To establish conveniently the operating in the middle of the active region of the characteristics.
To make the operating point independent of transistor parameters.
To stabilize the collector current against temperature variations.

Different Biasing Methods: Various biasing method possible are:

Two battery bias
Fixed bias
Collector-to-base bias
Fixed bias with emitter circuit resistor
Self-bias

Out of theses method, the self-bias is the one most effective and convenient ands is, therefore, almost always used. We, therefore, take up here the study of this biasing method only.

Self-Bias (Emitter Bias)

Figure 4 gives the circuit of CE amplifier using self-bias or emitter bias. This biasing method is most popular used because it produces excellent operating point stability. The d.c. component of current through the resistor R_e caused d.c. voltage drop V_E in the polarity shown in figure 4. this voltage drop causes a reverse bias at the emitter junction J_E. but R₁ – R₂ combination across the V_CC supply produces a positive d.c. voltage V_b at the base relative to the emitter. The net forward bias at the emitter junction J_E then equals (V_b – V_e)

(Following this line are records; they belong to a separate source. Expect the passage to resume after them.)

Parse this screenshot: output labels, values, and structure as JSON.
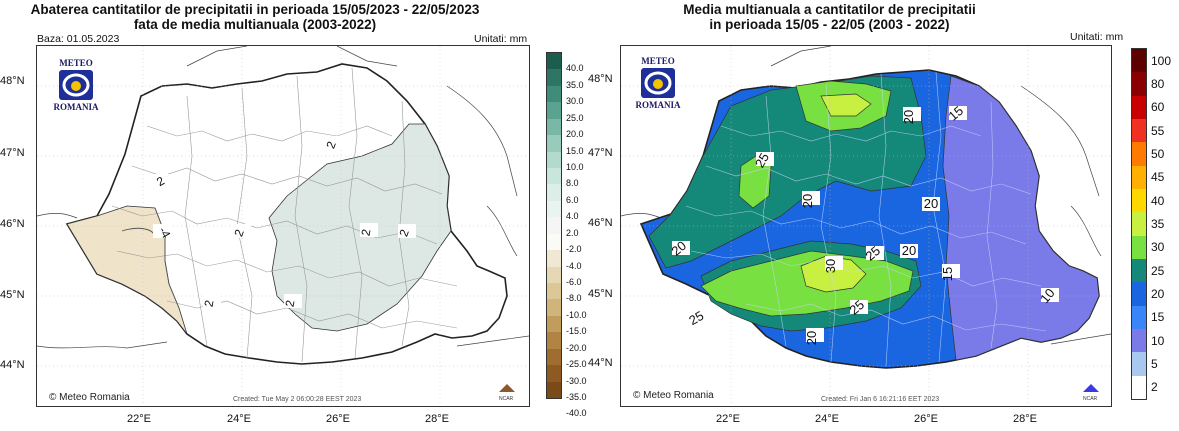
{
  "left_map": {
    "title_line1": "Abaterea cantitatilor de precipitatii in perioada 15/05/2023 - 22/05/2023",
    "title_line2": "fata de media multianuala (2003-2022)",
    "base_label": "Baza: 01.05.2023",
    "units_label": "Unitati: mm",
    "lat_labels": [
      "48°N",
      "47°N",
      "46°N",
      "45°N",
      "44°N"
    ],
    "lon_labels": [
      "22°E",
      "24°E",
      "26°E",
      "28°E"
    ],
    "colorbar_labels": [
      "40.0",
      "35.0",
      "30.0",
      "25.0",
      "20.0",
      "15.0",
      "10.0",
      "8.0",
      "6.0",
      "4.0",
      "2.0",
      "-2.0",
      "-4.0",
      "-6.0",
      "-8.0",
      "-10.0",
      "-15.0",
      "-20.0",
      "-25.0",
      "-30.0",
      "-35.0",
      "-40.0"
    ],
    "colorbar_colors": [
      "#1d5d50",
      "#2e7566",
      "#3f8c7b",
      "#5aa391",
      "#79b8a6",
      "#98cbbb",
      "#b3dbcd",
      "#c8e6dc",
      "#dbeee8",
      "#e9f4f0",
      "#f5f5f5",
      "#fbfaf5",
      "#f0e8d3",
      "#e6d8b4",
      "#dcc897",
      "#d0b47a",
      "#c29c5c",
      "#b28444",
      "#a06d30",
      "#8d5a22",
      "#7a4a18"
    ],
    "contour_labels": [
      "2",
      "-4",
      "2",
      "2",
      "2",
      "2",
      "2",
      "2"
    ],
    "logo_top": "METEO",
    "logo_bottom": "ROMANIA",
    "copyright": "© Meteo Romania",
    "created": "Created: Tue May  2 06:00:28 EEST 2023",
    "ncar": "NCAR"
  },
  "right_map": {
    "title_line1": "Media multianuala a cantitatilor de precipitatii",
    "title_line2": "in perioada 15/05 - 22/05 (2003 - 2022)",
    "units_label": "Unitati: mm",
    "lat_labels": [
      "48°N",
      "47°N",
      "46°N",
      "45°N",
      "44°N"
    ],
    "lon_labels": [
      "22°E",
      "24°E",
      "26°E",
      "28°E"
    ],
    "colorbar_labels": [
      "100",
      "80",
      "60",
      "55",
      "50",
      "45",
      "40",
      "35",
      "30",
      "25",
      "20",
      "15",
      "10",
      "5",
      "2"
    ],
    "colorbar_colors": [
      "#5e0000",
      "#8a0000",
      "#c80000",
      "#f03020",
      "#ff7a00",
      "#ffb000",
      "#ffd800",
      "#c8f040",
      "#78e040",
      "#14897a",
      "#1a66e0",
      "#3a86f8",
      "#7a7ae8",
      "#a8c8f0",
      "#ffffff"
    ],
    "contour_labels": [
      "20",
      "15",
      "25",
      "20",
      "20",
      "20",
      "25",
      "30",
      "20",
      "15",
      "25",
      "20",
      "10",
      "25"
    ],
    "logo_top": "METEO",
    "logo_bottom": "ROMANIA",
    "copyright": "© Meteo Romania",
    "created": "Created: Fri Jan  6 16:21:16 EET 2023",
    "ncar": "NCAR"
  }
}
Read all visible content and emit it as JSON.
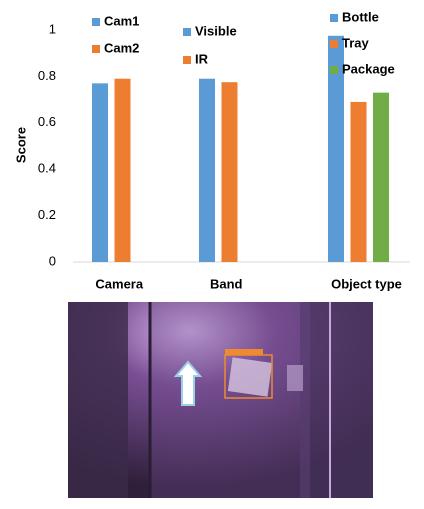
{
  "chart_data": {
    "type": "bar",
    "y_label": "Score",
    "ylim": [
      0,
      1
    ],
    "yticks": [
      0,
      0.2,
      0.4,
      0.6,
      0.8,
      1
    ],
    "groups": [
      {
        "label": "Camera",
        "series": [
          {
            "name": "Cam1",
            "color": "#5b9bd5",
            "value": 0.77
          },
          {
            "name": "Cam2",
            "color": "#ed7d31",
            "value": 0.79
          }
        ]
      },
      {
        "label": "Band",
        "series": [
          {
            "name": "Visible",
            "color": "#5b9bd5",
            "value": 0.79
          },
          {
            "name": "IR",
            "color": "#ed7d31",
            "value": 0.775
          }
        ]
      },
      {
        "label": "Object type",
        "series": [
          {
            "name": "Bottle",
            "color": "#5b9bd5",
            "value": 0.975
          },
          {
            "name": "Tray",
            "color": "#ed7d31",
            "value": 0.69
          },
          {
            "name": "Package",
            "color": "#70ad47",
            "value": 0.73
          }
        ]
      }
    ]
  }
}
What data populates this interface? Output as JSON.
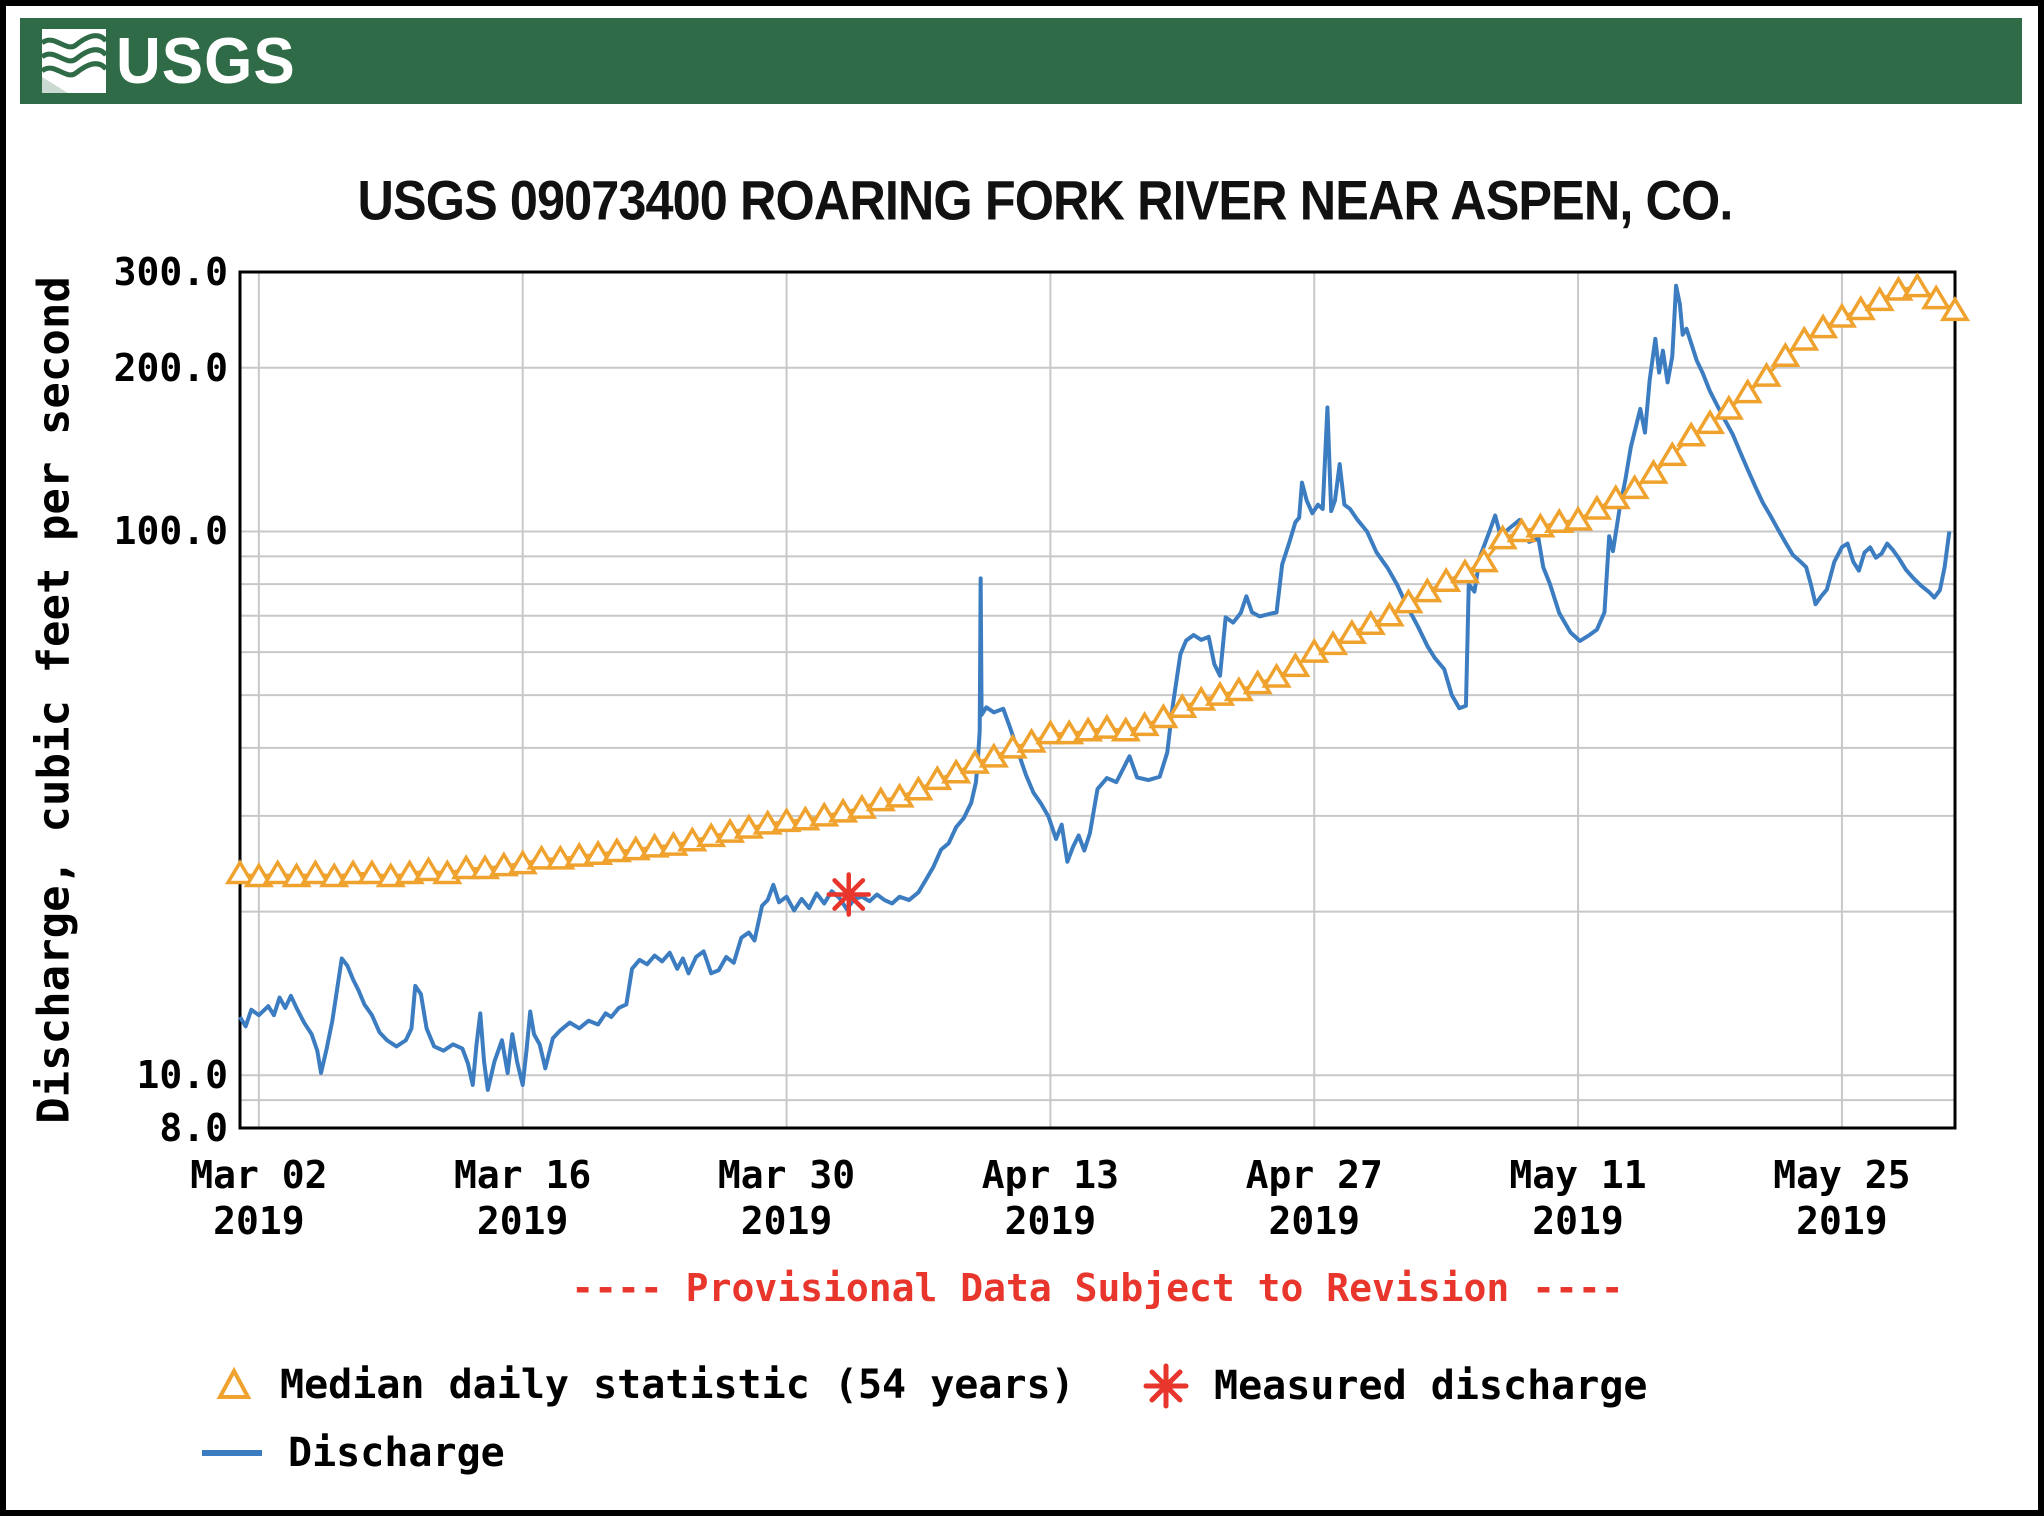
{
  "banner": {
    "logo_text": "USGS"
  },
  "provisional_note": "---- Provisional Data Subject to Revision ----",
  "legend": {
    "median_label": "Median daily statistic (54 years)",
    "measured_label": "Measured discharge",
    "discharge_label": "Discharge"
  },
  "chart_data": {
    "type": "line",
    "title": "USGS 09073400 ROARING FORK RIVER NEAR ASPEN, CO.",
    "xlabel": "",
    "ylabel": "Discharge, cubic feet per second",
    "y_scale": "log",
    "ylim": [
      8,
      300
    ],
    "xlim_days": [
      0,
      91
    ],
    "x_start_date": "2019-03-01",
    "grid": true,
    "gridlines_y": [
      9,
      10,
      20,
      30,
      40,
      50,
      60,
      70,
      80,
      90,
      100,
      200
    ],
    "y_ticks": [
      {
        "label": "300.0",
        "value": 300
      },
      {
        "label": "200.0",
        "value": 200
      },
      {
        "label": "100.0",
        "value": 100
      },
      {
        "label": "10.0",
        "value": 10
      },
      {
        "label": "8.0",
        "value": 8
      }
    ],
    "x_ticks": [
      {
        "label": "Mar 02",
        "year": "2019",
        "day": 1
      },
      {
        "label": "Mar 16",
        "year": "2019",
        "day": 15
      },
      {
        "label": "Mar 30",
        "year": "2019",
        "day": 29
      },
      {
        "label": "Apr 13",
        "year": "2019",
        "day": 43
      },
      {
        "label": "Apr 27",
        "year": "2019",
        "day": 57
      },
      {
        "label": "May 11",
        "year": "2019",
        "day": 71
      },
      {
        "label": "May 25",
        "year": "2019",
        "day": 85
      }
    ],
    "colors": {
      "discharge": "#3C7DC1",
      "median": "#F0A22E",
      "measured": "#E8362D",
      "grid": "#C8C8C8",
      "axis": "#000000",
      "banner_green": "#2E6B46"
    },
    "series": [
      {
        "name": "Median daily statistic (54 years)",
        "type": "triangle-markers",
        "color": "#F0A22E",
        "start_day": 0,
        "daily_values": [
          23.5,
          23.2,
          23.5,
          23.2,
          23.5,
          23.2,
          23.5,
          23.5,
          23.2,
          23.5,
          23.8,
          23.5,
          24,
          24,
          24.3,
          24.5,
          25,
          25,
          25.3,
          25.5,
          25.8,
          26,
          26.3,
          26.5,
          27,
          27.5,
          28,
          28.5,
          29,
          29.3,
          29.5,
          30,
          30.5,
          31,
          32,
          32.5,
          33.5,
          35,
          36,
          37.5,
          38.5,
          40,
          41,
          42.5,
          42.5,
          43,
          43.5,
          43,
          44,
          45.5,
          47.5,
          49,
          50,
          51,
          52.5,
          54,
          56.5,
          60,
          62,
          65,
          67.5,
          70,
          74,
          77.5,
          81,
          84,
          88,
          97,
          100,
          102,
          104,
          105,
          110,
          115,
          120,
          128,
          138,
          150,
          158,
          168,
          180,
          193,
          210,
          225,
          237,
          248,
          256,
          266,
          278,
          282,
          268,
          255
        ]
      },
      {
        "name": "Measured discharge",
        "type": "asterisk-marker",
        "color": "#E8362D",
        "points": [
          [
            32.3,
            21.5
          ]
        ]
      },
      {
        "name": "Discharge",
        "type": "line",
        "color": "#3C7DC1",
        "points": [
          [
            0,
            12.8
          ],
          [
            0.3,
            12.3
          ],
          [
            0.6,
            13.2
          ],
          [
            1,
            12.9
          ],
          [
            1.5,
            13.4
          ],
          [
            1.8,
            12.9
          ],
          [
            2.1,
            13.9
          ],
          [
            2.4,
            13.3
          ],
          [
            2.7,
            14.0
          ],
          [
            3,
            13.3
          ],
          [
            3.4,
            12.5
          ],
          [
            3.8,
            11.9
          ],
          [
            4.1,
            11.1
          ],
          [
            4.3,
            10.1
          ],
          [
            4.6,
            11.2
          ],
          [
            4.9,
            12.6
          ],
          [
            5.1,
            14.0
          ],
          [
            5.4,
            16.4
          ],
          [
            5.7,
            15.9
          ],
          [
            6,
            15.0
          ],
          [
            6.3,
            14.3
          ],
          [
            6.6,
            13.5
          ],
          [
            7,
            12.9
          ],
          [
            7.4,
            12.0
          ],
          [
            7.8,
            11.6
          ],
          [
            8.3,
            11.3
          ],
          [
            8.8,
            11.6
          ],
          [
            9.1,
            12.2
          ],
          [
            9.3,
            14.6
          ],
          [
            9.6,
            14.1
          ],
          [
            9.9,
            12.2
          ],
          [
            10.3,
            11.3
          ],
          [
            10.8,
            11.1
          ],
          [
            11.3,
            11.4
          ],
          [
            11.8,
            11.2
          ],
          [
            12.1,
            10.5
          ],
          [
            12.35,
            9.6
          ],
          [
            12.55,
            11.4
          ],
          [
            12.75,
            13.0
          ],
          [
            12.95,
            10.6
          ],
          [
            13.15,
            9.4
          ],
          [
            13.5,
            10.6
          ],
          [
            13.9,
            11.6
          ],
          [
            14.2,
            10.1
          ],
          [
            14.45,
            11.9
          ],
          [
            14.7,
            10.6
          ],
          [
            15,
            9.6
          ],
          [
            15.2,
            11.1
          ],
          [
            15.4,
            13.1
          ],
          [
            15.6,
            11.9
          ],
          [
            15.9,
            11.4
          ],
          [
            16.2,
            10.3
          ],
          [
            16.6,
            11.7
          ],
          [
            17,
            12.1
          ],
          [
            17.5,
            12.5
          ],
          [
            18,
            12.2
          ],
          [
            18.5,
            12.6
          ],
          [
            19,
            12.4
          ],
          [
            19.4,
            13.0
          ],
          [
            19.7,
            12.8
          ],
          [
            20.1,
            13.3
          ],
          [
            20.5,
            13.5
          ],
          [
            20.8,
            15.7
          ],
          [
            21.2,
            16.3
          ],
          [
            21.6,
            16.0
          ],
          [
            22,
            16.6
          ],
          [
            22.4,
            16.2
          ],
          [
            22.8,
            16.8
          ],
          [
            23.2,
            15.7
          ],
          [
            23.5,
            16.4
          ],
          [
            23.8,
            15.4
          ],
          [
            24.2,
            16.5
          ],
          [
            24.6,
            16.9
          ],
          [
            25,
            15.4
          ],
          [
            25.4,
            15.6
          ],
          [
            25.8,
            16.5
          ],
          [
            26.2,
            16.1
          ],
          [
            26.6,
            17.9
          ],
          [
            27,
            18.3
          ],
          [
            27.3,
            17.7
          ],
          [
            27.7,
            20.5
          ],
          [
            28,
            21.0
          ],
          [
            28.3,
            22.4
          ],
          [
            28.6,
            20.8
          ],
          [
            29,
            21.3
          ],
          [
            29.4,
            20.1
          ],
          [
            29.8,
            21.1
          ],
          [
            30.2,
            20.3
          ],
          [
            30.6,
            21.6
          ],
          [
            31,
            20.7
          ],
          [
            31.4,
            21.8
          ],
          [
            31.8,
            21.2
          ],
          [
            32.2,
            20.2
          ],
          [
            32.6,
            21.1
          ],
          [
            33,
            21.3
          ],
          [
            33.4,
            20.9
          ],
          [
            33.8,
            21.5
          ],
          [
            34.2,
            21.0
          ],
          [
            34.6,
            20.7
          ],
          [
            35,
            21.3
          ],
          [
            35.5,
            21.0
          ],
          [
            36,
            21.7
          ],
          [
            36.4,
            22.9
          ],
          [
            36.8,
            24.2
          ],
          [
            37.2,
            26.0
          ],
          [
            37.6,
            26.7
          ],
          [
            38,
            28.6
          ],
          [
            38.4,
            29.7
          ],
          [
            38.8,
            31.7
          ],
          [
            39.05,
            34.6
          ],
          [
            39.15,
            37.9
          ],
          [
            39.25,
            43
          ],
          [
            39.3,
            82
          ],
          [
            39.35,
            46
          ],
          [
            39.6,
            47.5
          ],
          [
            40,
            46.5
          ],
          [
            40.5,
            47.2
          ],
          [
            40.9,
            43.2
          ],
          [
            41.3,
            39.2
          ],
          [
            41.7,
            35.7
          ],
          [
            42.1,
            33.1
          ],
          [
            42.5,
            31.6
          ],
          [
            42.9,
            29.9
          ],
          [
            43.3,
            27.2
          ],
          [
            43.6,
            28.9
          ],
          [
            43.9,
            24.7
          ],
          [
            44.2,
            26.3
          ],
          [
            44.5,
            27.6
          ],
          [
            44.8,
            25.9
          ],
          [
            45.1,
            27.9
          ],
          [
            45.5,
            33.6
          ],
          [
            46,
            35.2
          ],
          [
            46.5,
            34.6
          ],
          [
            47.2,
            38.6
          ],
          [
            47.6,
            35.3
          ],
          [
            48.2,
            34.9
          ],
          [
            48.8,
            35.4
          ],
          [
            49.2,
            39.2
          ],
          [
            49.5,
            48
          ],
          [
            49.9,
            59.5
          ],
          [
            50.2,
            63
          ],
          [
            50.6,
            64.5
          ],
          [
            51,
            63.2
          ],
          [
            51.4,
            64.0
          ],
          [
            51.7,
            57
          ],
          [
            52,
            54.3
          ],
          [
            52.3,
            69.5
          ],
          [
            52.7,
            68
          ],
          [
            53.1,
            70.8
          ],
          [
            53.4,
            76
          ],
          [
            53.7,
            71
          ],
          [
            54.1,
            69.8
          ],
          [
            54.6,
            70.5
          ],
          [
            55,
            71
          ],
          [
            55.3,
            87
          ],
          [
            55.7,
            96
          ],
          [
            56,
            104
          ],
          [
            56.2,
            106
          ],
          [
            56.35,
            123
          ],
          [
            56.6,
            114
          ],
          [
            56.9,
            108
          ],
          [
            57.2,
            112
          ],
          [
            57.45,
            110
          ],
          [
            57.7,
            169
          ],
          [
            57.9,
            109
          ],
          [
            58.1,
            114
          ],
          [
            58.35,
            133
          ],
          [
            58.6,
            112
          ],
          [
            58.9,
            110
          ],
          [
            59.3,
            105
          ],
          [
            59.8,
            100
          ],
          [
            60.3,
            91.6
          ],
          [
            60.9,
            85.6
          ],
          [
            61.4,
            79.8
          ],
          [
            61.9,
            73.2
          ],
          [
            62.5,
            66.9
          ],
          [
            63,
            61.6
          ],
          [
            63.4,
            58.5
          ],
          [
            63.9,
            55.8
          ],
          [
            64.3,
            50
          ],
          [
            64.7,
            47.3
          ],
          [
            65.05,
            47.8
          ],
          [
            65.2,
            80
          ],
          [
            65.5,
            77.5
          ],
          [
            65.8,
            90
          ],
          [
            66.3,
            100
          ],
          [
            66.6,
            107
          ],
          [
            66.9,
            97.8
          ],
          [
            67.3,
            101
          ],
          [
            67.9,
            105
          ],
          [
            68.4,
            95.7
          ],
          [
            68.9,
            97
          ],
          [
            69.15,
            86
          ],
          [
            69.5,
            80.2
          ],
          [
            70,
            70.8
          ],
          [
            70.6,
            65.2
          ],
          [
            71.1,
            62.9
          ],
          [
            71.6,
            64.5
          ],
          [
            72,
            66
          ],
          [
            72.4,
            71
          ],
          [
            72.65,
            98
          ],
          [
            72.85,
            92
          ],
          [
            73.2,
            110
          ],
          [
            73.5,
            124
          ],
          [
            73.8,
            143
          ],
          [
            74.05,
            155
          ],
          [
            74.3,
            168
          ],
          [
            74.55,
            152
          ],
          [
            74.8,
            190
          ],
          [
            75.1,
            226
          ],
          [
            75.3,
            196
          ],
          [
            75.5,
            215
          ],
          [
            75.75,
            188
          ],
          [
            76,
            210
          ],
          [
            76.2,
            283
          ],
          [
            76.4,
            262
          ],
          [
            76.55,
            230
          ],
          [
            76.75,
            236
          ],
          [
            77,
            222
          ],
          [
            77.3,
            206
          ],
          [
            77.6,
            196
          ],
          [
            78,
            181
          ],
          [
            78.4,
            170
          ],
          [
            78.8,
            160
          ],
          [
            79.2,
            151
          ],
          [
            79.6,
            140
          ],
          [
            80,
            130
          ],
          [
            80.4,
            121
          ],
          [
            80.8,
            113
          ],
          [
            81.2,
            107
          ],
          [
            81.6,
            101
          ],
          [
            82,
            95.5
          ],
          [
            82.4,
            90.5
          ],
          [
            82.8,
            88
          ],
          [
            83.1,
            86
          ],
          [
            83.35,
            80
          ],
          [
            83.6,
            73.5
          ],
          [
            83.9,
            76
          ],
          [
            84.2,
            78.2
          ],
          [
            84.6,
            88
          ],
          [
            85,
            93.6
          ],
          [
            85.3,
            95
          ],
          [
            85.6,
            88
          ],
          [
            85.9,
            84.7
          ],
          [
            86.2,
            91.5
          ],
          [
            86.5,
            93.5
          ],
          [
            86.8,
            89.5
          ],
          [
            87.1,
            91
          ],
          [
            87.4,
            95
          ],
          [
            87.7,
            92.5
          ],
          [
            88,
            89.5
          ],
          [
            88.4,
            85
          ],
          [
            88.8,
            82
          ],
          [
            89.2,
            79.5
          ],
          [
            89.6,
            77.5
          ],
          [
            89.9,
            75.6
          ],
          [
            90.2,
            78
          ],
          [
            90.45,
            86
          ],
          [
            90.7,
            100
          ]
        ]
      }
    ]
  }
}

Stabilization Action of Self Bias Circuit Any rise in temperature T causes rise in I_CBO and hence rise in I_C. This increased current through R_e causes increased dc voltage drop across R_e and results in reduced net emitter-to-base forward bias, reduced base current I_b and reduced collector current I_C. This reduction in I_C tends to cancel the rise in I_C as caused by temperature rise. Operating point stability is thus improved.